In the clubhouse, Cordero is soft-spoken. On the mound, he's Zen-like focused. It's as if his low-slung cap blocks out everything but the task at hand.

He's not overpowering in appearance or result, but rarely puts balls in the middle of the plate and has been trying to mix up his pitches by throwing more changeups. "Location with this kid is unbelievable," Nationals manager Frank Robinson says. "He's just a cool customer, unflappable. Even in tough ballgames he can still make his pitches."

Cordero has had plenty of tough ballgames.

Take, for example, the Angels game two weeks ago when Cordero entered in the ninth with a 1-0 lead and loaded the bases with no outs. He got out of it unscathed.

"I've loaded the bases with no outs. I've come in and got two quick outs and then loaded the bases," Cordero says. "All those situations early on, that's helped me," says the southern California native, who is of Mexican heritage but says he has "a little bit of Cherokee in me." The pitcher is just two seasons removed from playing in the College World Series for Cal State-Fullerton.

Cordero had seemed more dominant of late, finishing games without being threatened.

Yesterday, though, he was back to his old self. After the Nationals watched a 6-0 lead evaporate, Cordero entered in the ninth with a 7-5 lead and allowed runners to reach second and third with nobody out.

Said Robinson, rubbing his hands through his hair afterward: "I thought he had gotten over that in his last three or four outings."

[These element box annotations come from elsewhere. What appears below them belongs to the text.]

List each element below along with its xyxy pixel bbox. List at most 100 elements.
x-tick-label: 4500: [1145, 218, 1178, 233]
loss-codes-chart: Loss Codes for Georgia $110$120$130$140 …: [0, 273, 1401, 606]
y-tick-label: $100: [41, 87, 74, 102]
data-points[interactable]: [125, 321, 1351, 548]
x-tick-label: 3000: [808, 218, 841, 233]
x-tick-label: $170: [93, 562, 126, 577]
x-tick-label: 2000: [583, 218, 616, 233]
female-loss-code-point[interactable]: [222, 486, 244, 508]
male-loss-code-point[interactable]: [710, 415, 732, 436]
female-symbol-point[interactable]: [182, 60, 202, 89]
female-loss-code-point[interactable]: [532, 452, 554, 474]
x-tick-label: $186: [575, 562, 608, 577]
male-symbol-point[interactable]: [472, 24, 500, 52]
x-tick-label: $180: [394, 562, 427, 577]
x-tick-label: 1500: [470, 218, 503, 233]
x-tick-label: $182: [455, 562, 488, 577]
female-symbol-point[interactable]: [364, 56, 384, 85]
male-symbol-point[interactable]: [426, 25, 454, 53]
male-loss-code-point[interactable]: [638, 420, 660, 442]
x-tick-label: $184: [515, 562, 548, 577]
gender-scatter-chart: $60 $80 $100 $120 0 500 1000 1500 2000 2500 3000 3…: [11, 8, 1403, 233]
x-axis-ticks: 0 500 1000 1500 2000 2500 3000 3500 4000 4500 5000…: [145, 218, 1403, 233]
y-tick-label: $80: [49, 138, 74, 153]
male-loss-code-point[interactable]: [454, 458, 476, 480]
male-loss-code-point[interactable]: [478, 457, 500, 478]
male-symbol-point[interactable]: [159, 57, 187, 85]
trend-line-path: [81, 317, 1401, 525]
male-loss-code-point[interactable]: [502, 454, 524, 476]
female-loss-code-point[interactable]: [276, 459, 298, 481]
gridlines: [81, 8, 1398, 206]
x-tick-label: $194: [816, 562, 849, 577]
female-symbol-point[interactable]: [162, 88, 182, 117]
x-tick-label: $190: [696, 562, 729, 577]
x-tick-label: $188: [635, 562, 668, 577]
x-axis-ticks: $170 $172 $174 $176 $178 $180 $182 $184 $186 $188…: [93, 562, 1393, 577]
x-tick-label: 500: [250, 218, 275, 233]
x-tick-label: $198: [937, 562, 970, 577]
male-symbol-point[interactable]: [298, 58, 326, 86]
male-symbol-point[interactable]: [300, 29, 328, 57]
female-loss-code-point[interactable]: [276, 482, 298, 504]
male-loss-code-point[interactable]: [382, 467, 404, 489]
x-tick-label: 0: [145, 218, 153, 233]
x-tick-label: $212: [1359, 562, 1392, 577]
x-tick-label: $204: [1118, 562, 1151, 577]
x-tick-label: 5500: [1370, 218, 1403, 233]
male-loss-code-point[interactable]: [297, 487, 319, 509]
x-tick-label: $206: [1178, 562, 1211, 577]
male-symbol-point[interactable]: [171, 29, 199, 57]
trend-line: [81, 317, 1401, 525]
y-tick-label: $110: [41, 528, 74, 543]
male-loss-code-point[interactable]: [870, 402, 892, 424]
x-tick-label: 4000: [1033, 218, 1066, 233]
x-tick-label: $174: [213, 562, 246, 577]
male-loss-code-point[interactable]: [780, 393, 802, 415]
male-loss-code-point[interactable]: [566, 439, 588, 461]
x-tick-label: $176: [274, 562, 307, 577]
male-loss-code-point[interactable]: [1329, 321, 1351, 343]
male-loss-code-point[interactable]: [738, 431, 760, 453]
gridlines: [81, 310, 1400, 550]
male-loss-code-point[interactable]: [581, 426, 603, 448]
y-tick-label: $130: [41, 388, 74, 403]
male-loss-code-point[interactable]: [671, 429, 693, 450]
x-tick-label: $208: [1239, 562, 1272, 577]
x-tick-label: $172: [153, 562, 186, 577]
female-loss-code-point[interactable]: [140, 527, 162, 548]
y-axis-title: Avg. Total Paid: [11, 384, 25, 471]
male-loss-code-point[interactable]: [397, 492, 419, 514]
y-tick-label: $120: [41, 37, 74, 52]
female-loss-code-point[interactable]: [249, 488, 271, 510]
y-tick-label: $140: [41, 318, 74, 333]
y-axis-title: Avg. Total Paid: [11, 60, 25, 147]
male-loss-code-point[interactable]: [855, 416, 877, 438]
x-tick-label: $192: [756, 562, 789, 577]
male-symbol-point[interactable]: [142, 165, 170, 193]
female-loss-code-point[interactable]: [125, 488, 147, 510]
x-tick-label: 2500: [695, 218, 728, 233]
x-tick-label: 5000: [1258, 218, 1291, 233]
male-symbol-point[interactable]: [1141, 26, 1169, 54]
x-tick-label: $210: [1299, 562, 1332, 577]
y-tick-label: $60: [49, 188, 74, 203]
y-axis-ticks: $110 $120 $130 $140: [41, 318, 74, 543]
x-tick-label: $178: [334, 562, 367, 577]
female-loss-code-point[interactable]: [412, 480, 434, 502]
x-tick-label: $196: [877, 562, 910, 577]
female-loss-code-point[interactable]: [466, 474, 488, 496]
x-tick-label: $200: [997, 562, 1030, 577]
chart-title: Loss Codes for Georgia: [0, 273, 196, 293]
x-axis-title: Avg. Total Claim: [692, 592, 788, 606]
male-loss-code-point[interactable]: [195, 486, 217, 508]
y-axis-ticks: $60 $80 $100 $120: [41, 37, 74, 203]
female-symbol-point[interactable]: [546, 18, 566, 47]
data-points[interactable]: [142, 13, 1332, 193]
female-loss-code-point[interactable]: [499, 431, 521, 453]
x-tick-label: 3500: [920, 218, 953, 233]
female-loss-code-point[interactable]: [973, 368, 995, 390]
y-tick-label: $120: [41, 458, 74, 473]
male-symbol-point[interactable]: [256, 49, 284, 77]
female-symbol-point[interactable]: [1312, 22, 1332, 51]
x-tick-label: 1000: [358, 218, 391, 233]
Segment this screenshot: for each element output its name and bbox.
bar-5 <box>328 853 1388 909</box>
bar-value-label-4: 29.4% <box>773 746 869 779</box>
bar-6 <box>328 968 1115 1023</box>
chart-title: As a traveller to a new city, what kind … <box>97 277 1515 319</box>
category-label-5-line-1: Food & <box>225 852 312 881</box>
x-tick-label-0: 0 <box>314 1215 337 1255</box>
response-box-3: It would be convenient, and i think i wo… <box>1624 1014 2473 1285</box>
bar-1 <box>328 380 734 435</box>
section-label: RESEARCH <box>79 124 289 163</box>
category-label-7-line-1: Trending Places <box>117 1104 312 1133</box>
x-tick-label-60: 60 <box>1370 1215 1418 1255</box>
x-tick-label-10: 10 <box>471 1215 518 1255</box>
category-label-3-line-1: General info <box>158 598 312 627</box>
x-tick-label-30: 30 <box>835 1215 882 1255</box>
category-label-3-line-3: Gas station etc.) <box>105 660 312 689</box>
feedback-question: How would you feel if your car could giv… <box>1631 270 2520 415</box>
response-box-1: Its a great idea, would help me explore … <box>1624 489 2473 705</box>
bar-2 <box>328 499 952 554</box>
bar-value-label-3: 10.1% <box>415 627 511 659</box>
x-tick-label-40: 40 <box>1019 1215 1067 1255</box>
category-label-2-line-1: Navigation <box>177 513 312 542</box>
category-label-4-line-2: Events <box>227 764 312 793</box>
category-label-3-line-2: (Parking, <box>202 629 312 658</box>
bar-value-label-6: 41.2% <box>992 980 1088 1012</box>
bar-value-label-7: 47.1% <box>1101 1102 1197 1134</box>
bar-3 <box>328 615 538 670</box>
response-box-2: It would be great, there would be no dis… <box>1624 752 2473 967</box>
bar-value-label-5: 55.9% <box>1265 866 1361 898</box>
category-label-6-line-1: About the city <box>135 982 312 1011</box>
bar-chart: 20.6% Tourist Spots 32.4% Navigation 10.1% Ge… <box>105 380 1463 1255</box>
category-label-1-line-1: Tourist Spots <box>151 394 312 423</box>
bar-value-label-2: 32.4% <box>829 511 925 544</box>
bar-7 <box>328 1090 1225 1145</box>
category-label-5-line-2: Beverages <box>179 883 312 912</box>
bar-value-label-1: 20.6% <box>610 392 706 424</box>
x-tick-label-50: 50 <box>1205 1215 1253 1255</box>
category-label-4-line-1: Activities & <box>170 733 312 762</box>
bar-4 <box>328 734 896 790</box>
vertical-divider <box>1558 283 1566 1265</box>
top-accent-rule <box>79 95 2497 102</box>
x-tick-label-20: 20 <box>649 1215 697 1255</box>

But Cordero wasn't fazed. "Basically, I'm kind of used to it. I've been through it so many times," he says.

Catcher Brian Schneider came to the mound in the midst of the jam and said he told Cordero: "We've gotten out of these situations before. Stop screwing around. Let's get out of here."

Cordero got two outs, then walked Pittsburgh RBI leader Daryle Ward intentionally to load the bases before getting Ryan Doumit on a fly to right.

As the game ended, Cordero chest-bumped Schneider, then tipped his cap to the fans on his way to the dugout.

It had appeared early in the game that Cordero wouldn't be needed.

Trailing 1-0, the Pirates surrendered three runs in the second, all with two outs, and lost manager Lloyd McClendon. After starting pitcher Kip Wells (5-8) walked the bases loaded, McClendon got into a shouting match with home plate umpire Chris Guccione over balls and strikes and was ejected.

But the Pirates battled back, sending Cordero into the game for the third straight day.

Cordero was asked after the game whether he's in the same class with Wetteland and Smith.

"No, no," said Cordero, who had 14 saves last year. "They're a lot better than I am."

That's typical, according to Loaiza, who says his friend doesn't always look or act like the big-time closer he has become.

"You see him on the street and he doesn't look like a professional athlete with that body and those crooked feet," Loaiza said.

NOTE: The Nationals placed injured outfielder Ryan Church (shoulder) on the 15-day disabled list and said they would recall relief pitcher Joey Eischen from the DL before this weekend's series against the Chicago Cubs.